We find no merit to defendant's contention that County Court's determination to disallow certain questions on cross-examination of the CI's wife deprived him of his right to confront his accuser. "Although a criminal defendant is guaranteed the right to confront all adverse witnesses through cross-examination, that right is not unlimited" ( People v. Wilson, 100 A.D.3d 1045, 1047, 952 N.Y.S.2d 837 [3d Dept. 2012] [internal quotation marks, brackets and citations omitted], lv denied 22 N.Y.3d 998, 981 N.Y.S.2d 4, 3 N.E.3d 1172 [2013] ; see People v. Agan, 207 A.D.3d 861, 869, 172 N.Y.S.3d 177 [3d Dept. 2022], lvs denied 38 N.Y.3d 1186, 39 N.Y.3d 939, 176 N.Y.S.3d 213, 177 N.Y.S.3d 542, 197 N.E.3d 493, 198 N.E.3d 785 [2022]). In this respect, "[t]he trial court has broad discretion to limit the scope of cross-examination when the questions are irrelevant or only marginally relevant, concern collateral issues, or pose a danger of misleading the jury" ( People v. Francisco, 44 A.D.3d 870, 870, 843 N.Y.S.2d 439 [2d Dept. 2007], lv denied 9 N.Y.3d 1033, 852 N.Y.S.2d 19, 881 N.E.2d 1206 [2008] ; see People v. Dickerson, 309 A.D.2d 966, 968, 766 N.Y.S.2d 138 [3d Dept. 2003], lv denied 1 N.Y.3d 596, 776 N.Y.S.2d 228, 808 N.E.2d 364 [2004] ). During the trial, defense counsel attempted to cross-examine the CI's wife about bruising to her forehead and both eyes, which was admittedly intended to impeach the CI's prior denial that he had abused his wife. While defendant contends that the testimony would have revealed that the CI had abused his wife in order to force her to testify consistent with his own testimony, counsel did not attempt to directly impeach the CI on this point during cross-examination. Accordingly, we find no abuse of discretion in County Court's decision to foreclose defendant's attempt to impeach the CI's credibility through collateral testimony (see People v. Wilson, 100 A.D.3d at 1047, 952 N.Y.S.2d 837 ; People v. Francisco, 44 A.D.3d at 870, 843 N.Y.S.2d 439 ; People v. Love, 307 A.D.2d 528, 532, 762 N.Y.S.2d 162 [3d Dept. 2003], lv denied 100 N.Y.2d 643, 769 N.Y.S.2d 209, 801 N.E.2d 430 [2003] ).

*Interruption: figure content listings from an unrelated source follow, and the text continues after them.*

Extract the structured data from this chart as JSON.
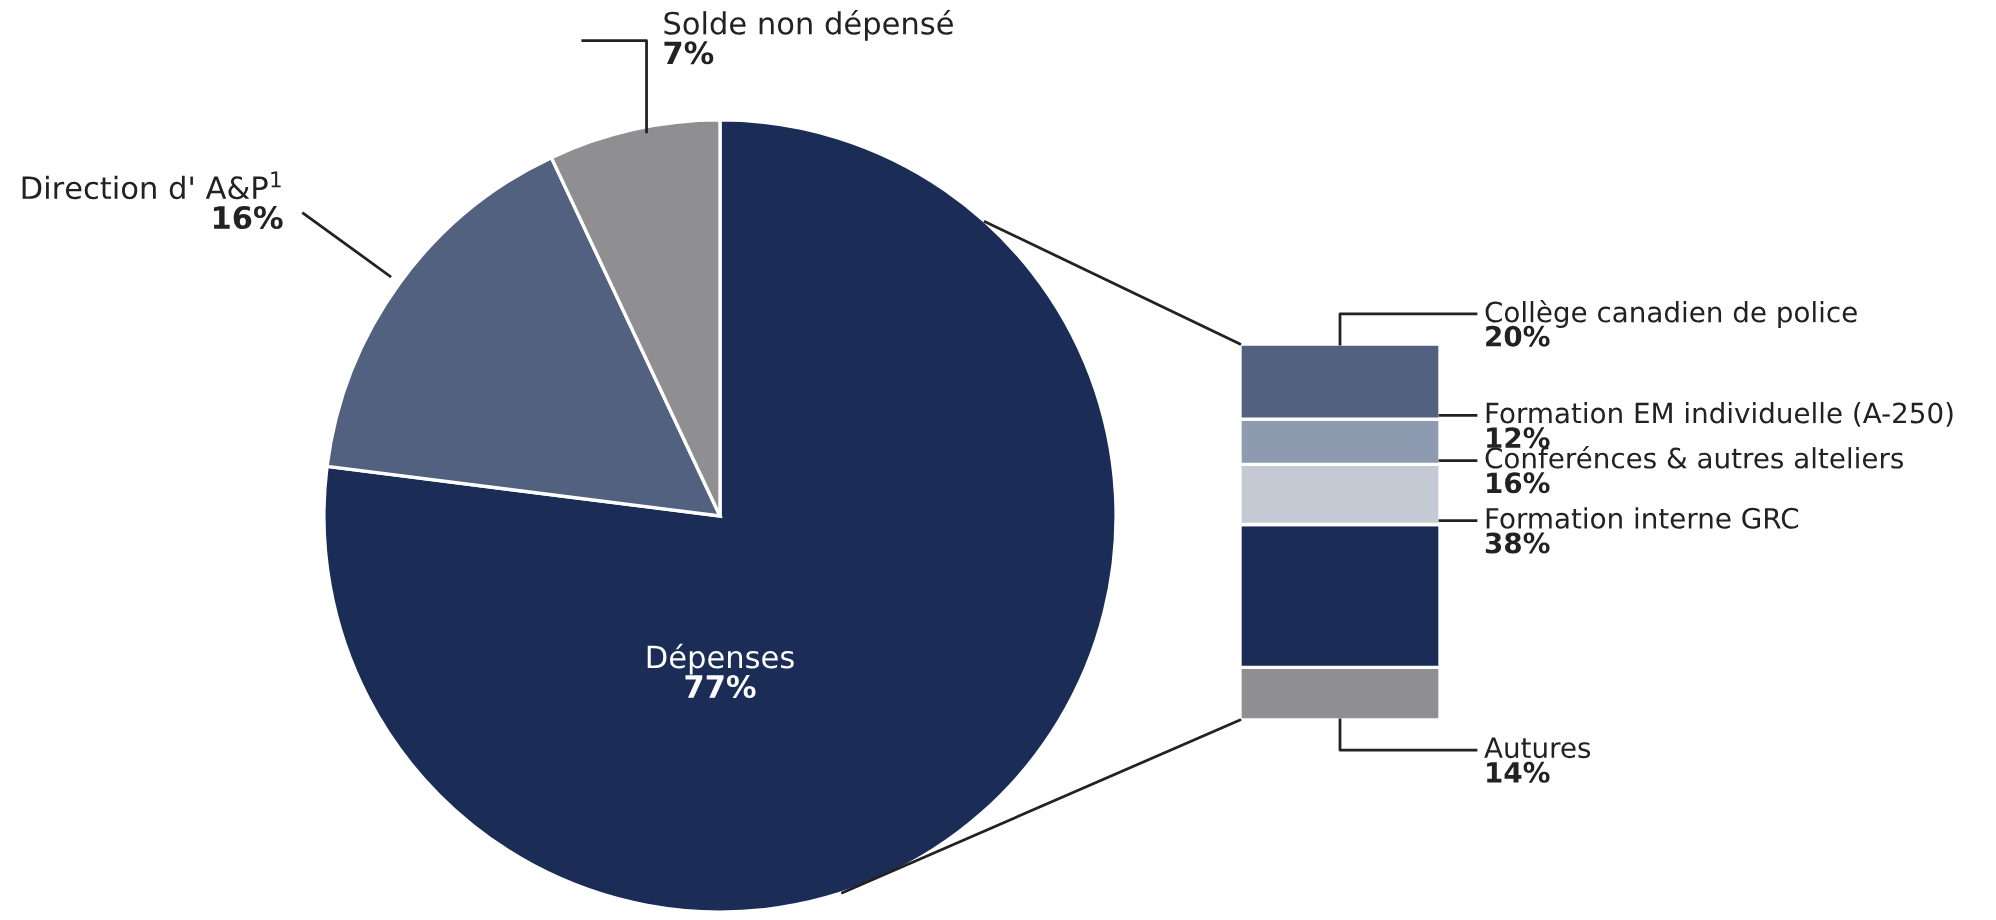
{
  "chart_data": [
    {
      "type": "pie",
      "categories": [
        "Dépenses",
        "Direction d' A&P$^{1}$",
        "Solde non dépensé"
      ],
      "values": [
        77,
        16,
        7
      ],
      "colors": [
        "#1b2d56",
        "#52617f",
        "#8f8e90"
      ],
      "value_labels": [
        "77%",
        "16%",
        "7%"
      ]
    },
    {
      "type": "bar",
      "stacked": true,
      "categories": [
        null
      ],
      "tick_labels": false,
      "series": [
        {
          "name": "Autures",
          "color": "#8f8e90",
          "values": [
            14
          ],
          "value_labels": [
            "14%"
          ]
        },
        {
          "name": "Formation interne GRC",
          "color": "#1b2d56",
          "values": [
            38
          ],
          "value_labels": [
            "38%"
          ]
        },
        {
          "name": "Conferénces & autres alteliers",
          "color": "#c5c9d3",
          "values": [
            16
          ],
          "value_labels": [
            "16%"
          ]
        },
        {
          "name": "Formation EM individuelle (A-250)",
          "color": "#8e9ab0",
          "values": [
            12
          ],
          "value_labels": [
            "12%"
          ]
        },
        {
          "name": "Collège canadien de police",
          "color": "#52617f",
          "values": [
            20
          ],
          "value_labels": [
            "20%"
          ]
        }
      ]
    }
  ]
}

Finally, we find that defendant's contention that his sentence was harsh and excessive has been rendered moot, as the records of the Department of Corrections and Community Supervision confirm that defendant has been released from prison, has been discharged from parole and has reached the maximum expiration date of his sentence (see People v. Boodrow, 205 A.D.3d 1134, 1137, 167 N.Y.S.3d 633 [3d Dept. 2022] ; People v. Vivona, 199 A.D.3d 1165, 1166, 156 N.Y.S.3d 602 [3d Dept. 2021] ). To the extent that defendant's remaining contentions are not specifically addressed herein, we have considered them and determined that they lack merit.
Garry, P.J., Clark, Aarons and Pritzker, JJ., concur.
ORDERED that the judgment is affirmed.